We would love to hear from you!

Sunday, November 6, 2022

The Juncos Usher in the Gloom of Winter


I stood in my office looking out the large north facing window. Under the row of pine trees, small birds bounced around, shuffling through the leaves, looking for something to eat. These weren’t the ubiquitous sparrows, nor the numerous finches, not even my favorite black capped chickadee. These birds were rounder, with darker heads and white bellies. Juncos. The Dark-eyed Juncos are winter birds in South Dakota.  The seasons had changed.  The darkness of winter was coming quickly. As the days shortened, the juncos ushered in the cold and the shadows.  I stood staring out that window at the group of chubby juncos with silent tears streaming down my face.  

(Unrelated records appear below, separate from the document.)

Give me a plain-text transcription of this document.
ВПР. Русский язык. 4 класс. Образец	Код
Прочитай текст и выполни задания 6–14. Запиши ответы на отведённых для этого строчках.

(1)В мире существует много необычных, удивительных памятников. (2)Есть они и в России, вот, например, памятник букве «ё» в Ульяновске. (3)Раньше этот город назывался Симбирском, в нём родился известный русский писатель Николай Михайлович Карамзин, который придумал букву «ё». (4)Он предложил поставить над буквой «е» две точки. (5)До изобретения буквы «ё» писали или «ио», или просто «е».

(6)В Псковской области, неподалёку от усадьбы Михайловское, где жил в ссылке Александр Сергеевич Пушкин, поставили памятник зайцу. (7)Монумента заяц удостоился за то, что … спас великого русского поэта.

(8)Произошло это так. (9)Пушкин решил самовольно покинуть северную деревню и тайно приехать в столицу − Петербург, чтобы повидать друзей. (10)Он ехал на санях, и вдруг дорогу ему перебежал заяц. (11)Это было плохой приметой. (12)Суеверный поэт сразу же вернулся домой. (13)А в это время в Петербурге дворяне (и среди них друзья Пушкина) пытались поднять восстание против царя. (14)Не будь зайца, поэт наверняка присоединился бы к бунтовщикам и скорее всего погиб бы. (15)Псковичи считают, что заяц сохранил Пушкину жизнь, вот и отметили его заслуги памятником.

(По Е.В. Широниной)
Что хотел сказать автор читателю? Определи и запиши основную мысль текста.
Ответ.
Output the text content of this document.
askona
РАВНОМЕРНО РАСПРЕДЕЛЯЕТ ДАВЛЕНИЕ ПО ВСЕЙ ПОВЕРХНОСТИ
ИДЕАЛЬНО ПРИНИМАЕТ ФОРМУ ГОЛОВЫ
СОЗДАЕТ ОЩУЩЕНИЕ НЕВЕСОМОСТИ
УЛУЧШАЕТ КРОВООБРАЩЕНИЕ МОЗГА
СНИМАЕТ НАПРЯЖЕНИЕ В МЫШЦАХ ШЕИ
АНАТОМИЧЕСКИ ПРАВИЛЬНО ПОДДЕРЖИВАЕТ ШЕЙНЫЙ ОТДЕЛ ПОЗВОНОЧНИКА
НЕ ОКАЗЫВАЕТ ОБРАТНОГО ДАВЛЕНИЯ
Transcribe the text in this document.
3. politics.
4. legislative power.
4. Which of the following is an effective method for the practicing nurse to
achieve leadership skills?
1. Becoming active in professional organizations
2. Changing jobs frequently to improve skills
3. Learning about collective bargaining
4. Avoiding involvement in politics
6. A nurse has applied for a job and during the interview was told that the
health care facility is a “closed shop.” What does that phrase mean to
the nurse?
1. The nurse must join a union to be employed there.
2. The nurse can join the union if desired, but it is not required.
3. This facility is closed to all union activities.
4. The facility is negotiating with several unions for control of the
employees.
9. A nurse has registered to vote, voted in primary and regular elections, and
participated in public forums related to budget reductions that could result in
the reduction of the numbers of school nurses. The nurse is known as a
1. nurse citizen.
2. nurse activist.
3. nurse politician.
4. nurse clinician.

Dark-eyed Junco. Jocelyn Anderson/Audubon Photography Awards
I watched those adorable juncos move about their day as if they had been here for months.  Seeing them, I could no longer deny the passage of time.  From January through summer we watched the days lengthen, until summer breezes turn to chilly autumn winds, and in the blink of an eye the hours of daylight dwindled. The leaves changed, work campaigns ended, and the juncos arrived.  The world seemed to be constantly changing, evolving even, and here I was, just the same as always.  Still fat, still a chatterbox, still worrying about my dad too much, still Auntie Carla to the ever increasing children of siblings and best friends, and still childless. The days and months and years seem to both crawl and fly by in some twisted joke of the universe.  For the first quarter of our lives we’re always desiring to be older, to get to the next step, until somewhere in your late twenties you realize you want to stop time- you want an extension on this assignment called adulthood.